Но – так поднимается теперь затронутое уже выше возражение – может ли тогда существовать философия? Не делается ли благодаря такому определению невозможной сама вещь? У кого хватило бы теперь смелости назвать себя именем философа? Да и сама по себе не есть ли теория мира также невозможная вещь, – по крайней мере для человеческого духа? Фалес мог еще предпринять нечто в этом роде; в начале пути смелость бывает обыкновенно больше всего. Но теперь, после того как двухтысячелетняя работа показала, как велико такое предприятие, мы сделались скромнее и рады, если там и сям какой-нибудь кусочек действительности поддается нашему познанию. На это можно ответить: без сомнения, философия, как готовая и завершенная теория мира, ни в настоящее время не существует, ни будет когда-либо достигнута. Но это не мешает истинности понятия; то же возражение можно направить и против всякой другой науки. Не существует также и астрономии, физики или физиологии, как готовых и законченных систем, или как систем, которые оставалось бы только передавать и изучать.
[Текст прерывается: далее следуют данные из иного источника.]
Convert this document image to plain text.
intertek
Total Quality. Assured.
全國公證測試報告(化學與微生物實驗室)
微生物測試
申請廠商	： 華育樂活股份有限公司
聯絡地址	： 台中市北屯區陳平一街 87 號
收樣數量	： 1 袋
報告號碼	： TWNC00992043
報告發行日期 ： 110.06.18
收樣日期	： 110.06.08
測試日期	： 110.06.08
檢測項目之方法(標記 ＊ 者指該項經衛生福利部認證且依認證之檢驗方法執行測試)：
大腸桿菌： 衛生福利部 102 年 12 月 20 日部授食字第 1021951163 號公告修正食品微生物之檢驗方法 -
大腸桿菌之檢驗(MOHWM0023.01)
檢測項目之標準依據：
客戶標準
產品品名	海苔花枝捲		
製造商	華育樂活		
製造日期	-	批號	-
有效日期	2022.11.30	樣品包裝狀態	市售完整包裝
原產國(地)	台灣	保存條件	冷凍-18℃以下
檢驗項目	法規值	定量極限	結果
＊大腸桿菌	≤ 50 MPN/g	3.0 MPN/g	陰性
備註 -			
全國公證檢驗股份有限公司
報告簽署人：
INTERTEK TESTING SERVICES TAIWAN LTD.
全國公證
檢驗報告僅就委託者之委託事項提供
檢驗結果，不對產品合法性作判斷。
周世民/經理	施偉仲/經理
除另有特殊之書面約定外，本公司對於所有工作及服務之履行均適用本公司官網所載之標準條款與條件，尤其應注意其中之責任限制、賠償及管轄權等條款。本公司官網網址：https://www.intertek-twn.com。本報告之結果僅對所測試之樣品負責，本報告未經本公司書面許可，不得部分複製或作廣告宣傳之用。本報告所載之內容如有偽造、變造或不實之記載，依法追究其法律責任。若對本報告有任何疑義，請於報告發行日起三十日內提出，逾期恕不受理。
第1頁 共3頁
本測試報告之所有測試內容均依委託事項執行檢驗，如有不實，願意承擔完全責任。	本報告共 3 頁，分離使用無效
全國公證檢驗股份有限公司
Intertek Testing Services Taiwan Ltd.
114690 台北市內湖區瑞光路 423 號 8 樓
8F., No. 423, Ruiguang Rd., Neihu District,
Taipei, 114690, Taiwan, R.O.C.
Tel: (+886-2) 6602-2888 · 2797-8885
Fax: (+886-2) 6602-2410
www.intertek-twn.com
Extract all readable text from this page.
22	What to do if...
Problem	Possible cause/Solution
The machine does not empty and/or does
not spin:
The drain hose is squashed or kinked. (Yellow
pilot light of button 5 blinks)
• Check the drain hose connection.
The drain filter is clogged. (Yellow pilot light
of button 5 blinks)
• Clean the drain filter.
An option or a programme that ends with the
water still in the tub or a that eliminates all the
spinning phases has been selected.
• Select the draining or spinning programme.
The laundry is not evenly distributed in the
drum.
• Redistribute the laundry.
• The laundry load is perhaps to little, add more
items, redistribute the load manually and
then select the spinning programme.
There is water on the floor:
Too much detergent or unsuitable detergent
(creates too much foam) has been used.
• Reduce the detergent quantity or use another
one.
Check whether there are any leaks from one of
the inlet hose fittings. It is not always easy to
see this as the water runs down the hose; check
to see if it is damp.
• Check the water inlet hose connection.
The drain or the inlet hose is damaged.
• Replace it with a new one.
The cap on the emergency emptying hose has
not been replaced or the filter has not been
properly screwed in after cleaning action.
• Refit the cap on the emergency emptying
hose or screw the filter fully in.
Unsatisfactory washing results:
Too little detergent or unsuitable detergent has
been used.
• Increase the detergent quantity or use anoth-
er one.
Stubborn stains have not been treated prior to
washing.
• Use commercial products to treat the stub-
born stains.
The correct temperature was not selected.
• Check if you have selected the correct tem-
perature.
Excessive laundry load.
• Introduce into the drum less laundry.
Понятия наук – не понятия об эмпирически данных вещах, а понятия о задачах. И истинность этих понятий покоится на правильном обозначении задачи, все равно, как бы далеко ни подвинулось разрешение последней; да если бы даже оно и не началось еще вовсе, то понятие все-таки сохранило бы свое значение. Оно – так можно было сказать, применяя кантовское словоупотребление – представляет собою идею, т. е. понятие, для которого в действительности никогда не может быть дано совпадающего предмета. То же самое относится и к понятию философии: оно правильно и действительно, поскольку дана задача единства всего познания.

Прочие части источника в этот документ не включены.